As writers, especially if you’re a planner like me, it can be easy to get caught up in all the prep work for a story. Gathering your research. Writing outlines. Creating characters and choosing names. Trying to pick the perfect title. Planning your story world and deciding how everything in it works. All of these things are good, important parts of the process.
However, eventually there comes a point where the prep work stops being an action that makes progress on your story, and instead becomes a motion that keeps you from doing the most important work: actually writing. All the outlines and character sketches in the world aren’t enough to replace sitting down and putting the story onto the page.
Make sure in your writing habits you are balancing time between planning your projects and practicing your writing skills.
3. Be Intentional in Building Relationships = “One of the most effective things you can do to build better habits is to join a culture where your desired behavior is the normal behavior.” (Ch. 9, Atomic Habits)

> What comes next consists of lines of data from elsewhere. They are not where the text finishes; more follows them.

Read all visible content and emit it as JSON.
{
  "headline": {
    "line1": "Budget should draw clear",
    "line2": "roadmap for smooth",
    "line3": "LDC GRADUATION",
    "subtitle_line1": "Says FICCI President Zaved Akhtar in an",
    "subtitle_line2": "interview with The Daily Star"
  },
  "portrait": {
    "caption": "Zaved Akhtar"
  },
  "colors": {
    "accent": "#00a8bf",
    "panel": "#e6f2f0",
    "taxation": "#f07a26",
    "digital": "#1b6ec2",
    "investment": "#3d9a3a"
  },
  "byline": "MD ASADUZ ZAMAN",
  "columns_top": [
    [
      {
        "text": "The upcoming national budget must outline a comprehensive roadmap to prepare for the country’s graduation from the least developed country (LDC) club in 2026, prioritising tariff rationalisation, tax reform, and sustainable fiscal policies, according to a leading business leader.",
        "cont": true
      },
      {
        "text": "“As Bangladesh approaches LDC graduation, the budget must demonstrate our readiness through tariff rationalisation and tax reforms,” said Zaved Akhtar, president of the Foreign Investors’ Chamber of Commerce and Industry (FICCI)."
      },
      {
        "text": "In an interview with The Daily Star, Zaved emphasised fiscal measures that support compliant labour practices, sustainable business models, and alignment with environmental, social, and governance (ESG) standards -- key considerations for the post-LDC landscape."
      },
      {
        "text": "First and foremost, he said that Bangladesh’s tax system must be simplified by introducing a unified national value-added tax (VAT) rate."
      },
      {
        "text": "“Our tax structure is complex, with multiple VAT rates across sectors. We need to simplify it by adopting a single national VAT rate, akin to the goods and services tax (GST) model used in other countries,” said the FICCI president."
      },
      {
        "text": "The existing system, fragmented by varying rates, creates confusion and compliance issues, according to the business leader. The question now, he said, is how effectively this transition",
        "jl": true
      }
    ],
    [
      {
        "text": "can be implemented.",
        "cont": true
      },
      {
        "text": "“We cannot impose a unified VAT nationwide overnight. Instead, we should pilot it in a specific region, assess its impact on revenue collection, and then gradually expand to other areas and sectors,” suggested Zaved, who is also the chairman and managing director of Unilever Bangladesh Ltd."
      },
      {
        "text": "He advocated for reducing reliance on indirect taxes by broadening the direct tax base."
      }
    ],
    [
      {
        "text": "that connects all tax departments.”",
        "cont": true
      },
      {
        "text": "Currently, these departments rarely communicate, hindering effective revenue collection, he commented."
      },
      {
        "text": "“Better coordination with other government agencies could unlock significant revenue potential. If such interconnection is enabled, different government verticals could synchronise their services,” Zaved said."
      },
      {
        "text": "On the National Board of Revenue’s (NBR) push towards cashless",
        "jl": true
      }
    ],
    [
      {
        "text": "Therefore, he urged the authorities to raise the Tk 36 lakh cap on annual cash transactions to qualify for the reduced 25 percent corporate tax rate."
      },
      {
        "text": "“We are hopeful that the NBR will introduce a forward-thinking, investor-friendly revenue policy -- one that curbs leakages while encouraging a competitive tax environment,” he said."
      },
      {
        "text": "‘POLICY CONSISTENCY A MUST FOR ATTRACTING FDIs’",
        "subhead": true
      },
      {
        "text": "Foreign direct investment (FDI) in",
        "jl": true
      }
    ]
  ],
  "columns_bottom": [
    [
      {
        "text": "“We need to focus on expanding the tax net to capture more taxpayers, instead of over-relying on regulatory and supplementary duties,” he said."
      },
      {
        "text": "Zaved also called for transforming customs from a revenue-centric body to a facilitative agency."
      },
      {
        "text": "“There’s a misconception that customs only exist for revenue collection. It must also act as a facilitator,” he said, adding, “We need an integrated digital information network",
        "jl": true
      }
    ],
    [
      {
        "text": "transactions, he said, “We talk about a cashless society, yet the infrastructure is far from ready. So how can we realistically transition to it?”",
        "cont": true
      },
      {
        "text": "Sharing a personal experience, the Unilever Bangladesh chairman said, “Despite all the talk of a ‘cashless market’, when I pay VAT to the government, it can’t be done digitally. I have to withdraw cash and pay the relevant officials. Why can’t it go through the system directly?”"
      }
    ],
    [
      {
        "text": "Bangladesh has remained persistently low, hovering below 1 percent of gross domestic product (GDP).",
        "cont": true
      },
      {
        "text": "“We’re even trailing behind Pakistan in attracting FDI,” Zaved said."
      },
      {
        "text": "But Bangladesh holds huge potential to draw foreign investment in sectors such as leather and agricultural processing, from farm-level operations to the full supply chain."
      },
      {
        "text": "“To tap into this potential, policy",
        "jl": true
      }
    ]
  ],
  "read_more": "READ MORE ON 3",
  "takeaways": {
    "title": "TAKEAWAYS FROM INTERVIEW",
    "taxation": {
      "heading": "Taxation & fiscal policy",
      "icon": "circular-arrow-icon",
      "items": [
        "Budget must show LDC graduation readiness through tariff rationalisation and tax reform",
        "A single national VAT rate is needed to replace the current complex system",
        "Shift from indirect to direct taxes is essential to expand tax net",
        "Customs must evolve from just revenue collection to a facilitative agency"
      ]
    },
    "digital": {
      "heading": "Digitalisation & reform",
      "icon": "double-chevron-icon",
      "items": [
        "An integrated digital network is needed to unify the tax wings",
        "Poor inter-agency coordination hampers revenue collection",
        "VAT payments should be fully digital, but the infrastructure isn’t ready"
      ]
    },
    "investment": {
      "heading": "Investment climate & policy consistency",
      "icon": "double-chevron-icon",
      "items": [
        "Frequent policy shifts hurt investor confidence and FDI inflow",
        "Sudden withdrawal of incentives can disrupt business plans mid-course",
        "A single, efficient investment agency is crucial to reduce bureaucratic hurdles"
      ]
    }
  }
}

We’ve discussed the value of having a writing community before. Meeting with fellow writers can give us accountability and feedback to help us grow in our skills. However, even just spending time with other writers can boost our motivation to stick with writing habits. Spending time with writers we respect makes the habit of writing more attractive. We see other people who love story telling, which then helps us get excited about it. Surrounding ourselves with positive influences taps into the part of our brain that wants to fit in. We set ourselves up to use peer pressure to reach our goals.
So how can we find writing communities? One way is to join a critique group, but you can also find writing groups online. Facebook groups and Instagram tags like #christianwriters offer opportunities to connect with likeminded authors. Attending conferences and classes like Write2Ignite’s upcoming event in April provides a chance to meet face to face (or via Zoom). Even having one or two friends who write regularly can make a huge difference in keeping up with your writing practice.
Growing strong and healthy writing habits can be a long process. We have to overcome distractions, time constraints, and wavering motivation every step of the way. But in the end, the harvest is worth all the trouble we put in. Every time we show up, sit down, and write, we reinforce in our mind the fact that writing matters. That this calling to create stories is part of who we are and who we want to be.
If you’re having trouble sticking with your habits, consider checking out Atomic Habits. I’ve found it incredibly encouraging (and a little convicting), and there’s a wealth of information I couldn’t include here.
3 thoughts on “‘Atomic Habits’: 3 Tips for Growing Writing Habits that Last”
Great reminder. It’s easy for me to spend time going down research holes…so thanks for reminding me to get on to writing!!
I couldn’t agree more, with the worth of developing these habits for our writing life. I am one who likes to leave my writing space all set to go for the next day! Thanks for a very helpful post, Karley.
I am like Carol. I love researching and can easily spend too much time in that area. I’m still learning how to balance it well with the writing part. Thanks for the reminders, Karley.